After this initial dialectic is introduced, this account will then present a more formal presentation of parochial federalism as a construct for the teaching of American government and civics (subsequently, jointly referred to as civics).  Guiding this analysis will be the subsidiary questions introduced earlier in this blog.  They are:

 

1.    How has the construct that guided the teaching of American government and civics evolved?

2.    What have been the salient consequences of that development?

3.    To what social arrangement, according to its tenets, should the development of a construct lead?

4.    How can that desirable social arrangement come about?

 

And these questions will be utilized as they relate to what Joseph Schwab identified as the commonplaces of curriculum development, i.e., subject matter, teachers, learners, and milieu[4] (defined later in this account).

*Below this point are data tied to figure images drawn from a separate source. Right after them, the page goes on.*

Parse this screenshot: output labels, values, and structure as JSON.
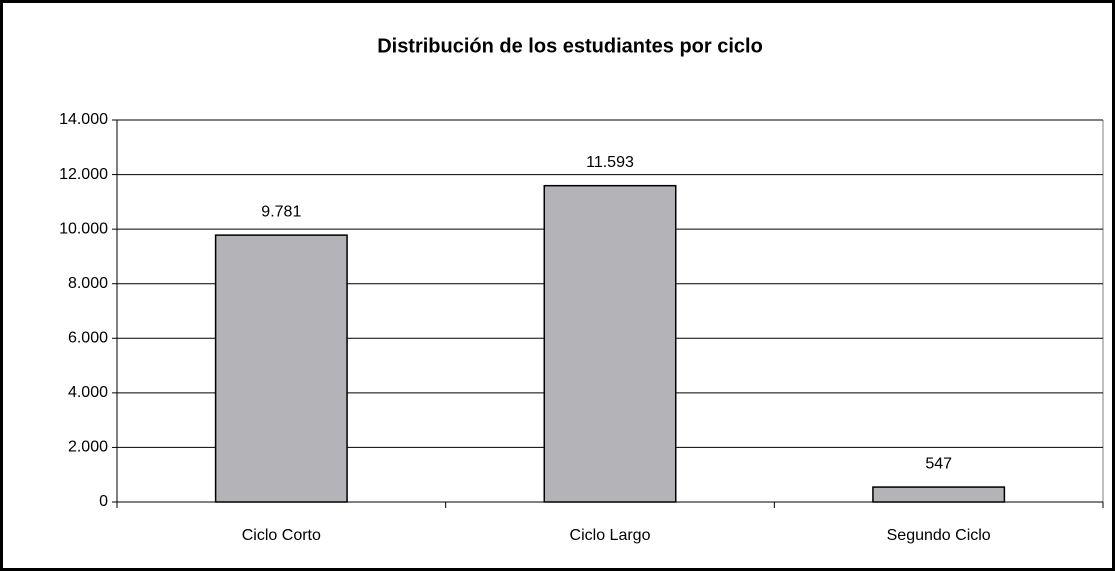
{
  "chart_data": {
    "type": "bar",
    "title": "Distribución de los estudiantes por ciclo",
    "categories": [
      "Ciclo Corto",
      "Ciclo Largo",
      "Segundo Ciclo"
    ],
    "values": [
      9781,
      11593,
      547
    ],
    "value_labels": [
      "9.781",
      "11.593",
      "547"
    ],
    "color": "#b3b3b8",
    "ylim": [
      0,
      14000
    ],
    "yticks": [
      0,
      {
        "value": 2000,
        "label": "2.000"
      },
      {
        "value": 4000,
        "label": "4.000"
      },
      {
        "value": 6000,
        "label": "6.000"
      },
      {
        "value": 8000,
        "label": "8.000"
      },
      {
        "value": 10000,
        "label": "10.000"
      },
      {
        "value": 12000,
        "label": "12.000"
      },
      {
        "value": 14000,
        "label": "14.000"
      }
    ],
    "grid": true
  }
}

          Along with the commonplaces, the analysis will also incorporate Aristotle’s categories of causation as they relate to motivating political behavior or political socialization.  Categories of causation place a premium not on cause-and-effect relationships between or among distinct variables, but instead emphasize the processes found at the school site and within the lives of students.

          These include various concerns:  state of affairs, interactions, situational insight, and capacity to act morally (these will also be defined later in this account).  While Schwab designed these foci of interest to guide practical inquiry, they will be adapted in this account to aid the proposed dialectic analysis. 

The inquiry of the various constructs will proceed to the modes of expression currently in the present-day debate over educational policy.  It should be kept in mind that the promoted direction of this blog is not to reinstate parochial federalism but to introduce a newer version of federalism, liberated federalism.[5]

          There is more to convey in terms of methods, but here is a good place to stop for this posting.  The reader, with this posting, is given a good sense of where this blog is going.  Hopefully, the reader joins this blogger in tracing this analysis and by doing so, at least will be armed with arguments and insights that assist him or her in interacting with civics educators.



[1] Georg Wilhelm Friedrich Hegel, The Philosophy of Right (Chicago, IL:  Encyclopedia Britanica-Great Books of the Western World, 1952) AND Harry B. Acton, “Hegel, Georg Wilhelm Friedrich,” in The Encyclopedia of Philosophy, ed. Paul Edwards (New York, NY:  The Macmillan Company and The Free Press, 1967).

[2] Acton, “Hegel, Georg Wilhelm Friedrich,” 447.

[3] William H. Schubert, Curriculum:  Perspective, Paradigm, and Possibility (New York, NY:  MacMillan Publishing Company, 1986), 126.

[4] Ibid.

[5] In simple terms, liberated federalism differs from parochial federalism in that it sheds the exclusionary character of parochial federalism and instead actively includes all Americans regardless of race, ethnicity, nationality, sexual orientation, age, or natural challenges such as disabilities.